C. RENFORCER L'ÉQUITÉ DE LA POLITIQUE D'ACTION SOCIALE POUR SOUTENIR TOUS LES ANCIENS COMBATTANTS EN DIFFICULTÉ

La reconnaissance de la Nation à l'égard des anciens combattants trouve également sa traduction dans une politique d'action sociale qui leur est spécifiquement destinée et est mise en oeuvre par l'Onac à destination de ses ressortissants. Financée par une subvention spécifique , distincte de la subvention pour charges de service public qui assure le fonctionnement de l'Office, elle a vu ses moyens fortement augmenter ces dernières années, afin de répondre à un besoin croissant de la part d'un public âgé et, pour certaines de ses composantes, dans une situation de précarité financière. Entre 2015 et 2016, cette subvention d'action sociale connait une hausse de 2 millions d'euros , pour atteindre 25,4 millions d'euros ( + 8,5 % ).

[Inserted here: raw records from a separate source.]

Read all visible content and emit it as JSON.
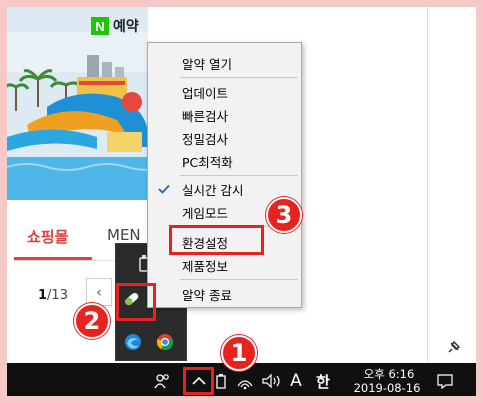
{
  "webpage": {
    "ad_badge_letter": "N",
    "ad_badge_text": "예약",
    "tabs": [
      {
        "label": "쇼핑몰",
        "active": true
      },
      {
        "label": "MEN",
        "active": false
      }
    ],
    "pager": {
      "current": "1",
      "total": "/13",
      "prev_glyph": "‹"
    }
  },
  "context_menu": {
    "items": [
      {
        "label": "알약 열기"
      },
      {
        "label": "업데이트"
      },
      {
        "label": "빠른검사"
      },
      {
        "label": "정밀검사"
      },
      {
        "label": "PC최적화"
      },
      {
        "label": "실시간 감시",
        "checked": true
      },
      {
        "label": "게임모드"
      },
      {
        "label": "환경설정",
        "highlighted": true
      },
      {
        "label": "제품정보"
      },
      {
        "label": "알약 종료"
      }
    ]
  },
  "taskbar": {
    "ime_mode": "A",
    "ime_lang": "한",
    "clock_time": "오후 6:16",
    "clock_date": "2019-08-16"
  },
  "annotations": {
    "step1": "1",
    "step2": "2",
    "step3": "3"
  },
  "colors": {
    "accent_red": "#e6231e",
    "alyac_green": "#8bc34a",
    "naver_green": "#1ec800"
  }
}
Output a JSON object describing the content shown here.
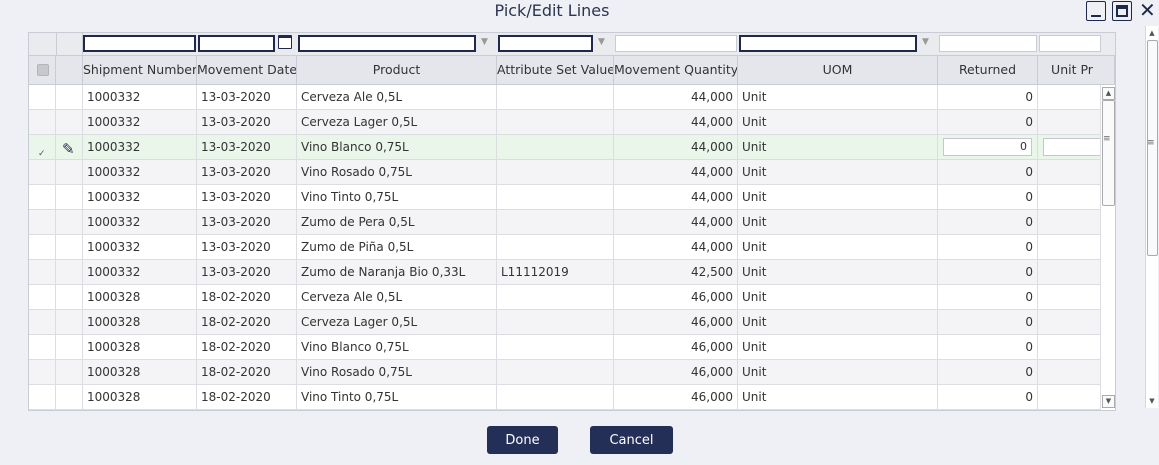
{
  "window": {
    "title": "Pick/Edit Lines"
  },
  "columns": [
    "",
    "",
    "Shipment Number",
    "Movement Date",
    "Product",
    "Attribute Set Value",
    "Movement Quantity",
    "UOM",
    "Returned",
    "Unit Pr"
  ],
  "rows": [
    {
      "shipment": "1000332",
      "date": "13-03-2020",
      "product": "Cerveza Ale 0,5L",
      "attr": "",
      "qty": "44,000",
      "uom": "Unit",
      "returned": "0"
    },
    {
      "shipment": "1000332",
      "date": "13-03-2020",
      "product": "Cerveza Lager 0,5L",
      "attr": "",
      "qty": "44,000",
      "uom": "Unit",
      "returned": "0"
    },
    {
      "shipment": "1000332",
      "date": "13-03-2020",
      "product": "Vino Blanco 0,75L",
      "attr": "",
      "qty": "44,000",
      "uom": "Unit",
      "returned": "0",
      "selected": true
    },
    {
      "shipment": "1000332",
      "date": "13-03-2020",
      "product": "Vino Rosado 0,75L",
      "attr": "",
      "qty": "44,000",
      "uom": "Unit",
      "returned": "0"
    },
    {
      "shipment": "1000332",
      "date": "13-03-2020",
      "product": "Vino Tinto 0,75L",
      "attr": "",
      "qty": "44,000",
      "uom": "Unit",
      "returned": "0"
    },
    {
      "shipment": "1000332",
      "date": "13-03-2020",
      "product": "Zumo de Pera 0,5L",
      "attr": "",
      "qty": "44,000",
      "uom": "Unit",
      "returned": "0"
    },
    {
      "shipment": "1000332",
      "date": "13-03-2020",
      "product": "Zumo de Piña 0,5L",
      "attr": "",
      "qty": "44,000",
      "uom": "Unit",
      "returned": "0"
    },
    {
      "shipment": "1000332",
      "date": "13-03-2020",
      "product": "Zumo de Naranja Bio 0,33L",
      "attr": "L11112019",
      "qty": "42,500",
      "uom": "Unit",
      "returned": "0"
    },
    {
      "shipment": "1000328",
      "date": "18-02-2020",
      "product": "Cerveza Ale 0,5L",
      "attr": "",
      "qty": "46,000",
      "uom": "Unit",
      "returned": "0"
    },
    {
      "shipment": "1000328",
      "date": "18-02-2020",
      "product": "Cerveza Lager 0,5L",
      "attr": "",
      "qty": "46,000",
      "uom": "Unit",
      "returned": "0"
    },
    {
      "shipment": "1000328",
      "date": "18-02-2020",
      "product": "Vino Blanco 0,75L",
      "attr": "",
      "qty": "46,000",
      "uom": "Unit",
      "returned": "0"
    },
    {
      "shipment": "1000328",
      "date": "18-02-2020",
      "product": "Vino Rosado 0,75L",
      "attr": "",
      "qty": "46,000",
      "uom": "Unit",
      "returned": "0"
    },
    {
      "shipment": "1000328",
      "date": "18-02-2020",
      "product": "Vino Tinto 0,75L",
      "attr": "",
      "qty": "46,000",
      "uom": "Unit",
      "returned": "0"
    }
  ],
  "buttons": {
    "done": "Done",
    "cancel": "Cancel"
  },
  "icons": {
    "minimize": "minimize-icon",
    "maximize": "maximize-icon",
    "close": "close-icon",
    "calendar": "calendar-icon",
    "pin": "pin-icon",
    "check": "check-icon"
  },
  "colors": {
    "primary": "#242f57",
    "selected_row": "#eaf6ea",
    "background": "#eef0f5"
  }
}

Elle a progressé de 93,9 % en dix ans et de 29,6 % depuis 2010.

Tableau n° 10 : Evolution du montant de la subvention d'action sociale de l'Onac

2006

2007

2008

2009

2010

2011

2012

2013

2014

2015

2016

Montant
(en millions d'euros)

13,1

14,1

18,6

19,1

19,6

19,6

20,1

20,6

21,9

23,4

25,4

Evolution n/n-1
(en %)

/

+7,6

+31,9

+2,7

+2,6

0

+2,6

+2,5

+6,3

+6,9

+8,5

Evolution globale
(en %)

+ 93,9

Source : Projets annuels de performances annexés aux PLF

Les aides sociales distribuées par l'Onac sont de plusieurs natures et se répartissaient, en 2014, selon la nomenclature suivante :

- des aides pour difficultés financières , pour un montant total de 11,19 millions d'euros , soit une moyenne de 542 euros pour chacun des 20 649 dossiers traités ( 54 % de la dépense totale) ;

- une aide différentielle aux conjoints survivants (ADCS), qui représentait une dépense de 4,73 millions d'euros pour 3 730 bénéficiaires ( 23 % de la dépense totale) ;

- une participation à l'aide-ménagère ou au maintien à domicile en faveur des ressortissants les plus âgés, pour un coût de 3,55 millions d'euros , soit une moyenne de 343 euros pour chacune des 10 353 aides accordées ( 17 % de la dépense totale);

- des aides aux études , à la vie quotidienne, à la majorité et au premier emploi en faveur des pupilles de la Nation et des orphelins de guerre mineurs à hauteur de 0,87 million d'euros ( 4 % de la dépense totale) ;

- des secours d'urgence , distribués à 1 147 personnes et représentant 0,28 millions d'euros ( 1 % de la dépense totale);

- l'envoi de colis de douceurs , principalement à des anciens combattants et à des veuves, pour un coût de 0,09 million d'euros ( 0,4 % de la dépense totale).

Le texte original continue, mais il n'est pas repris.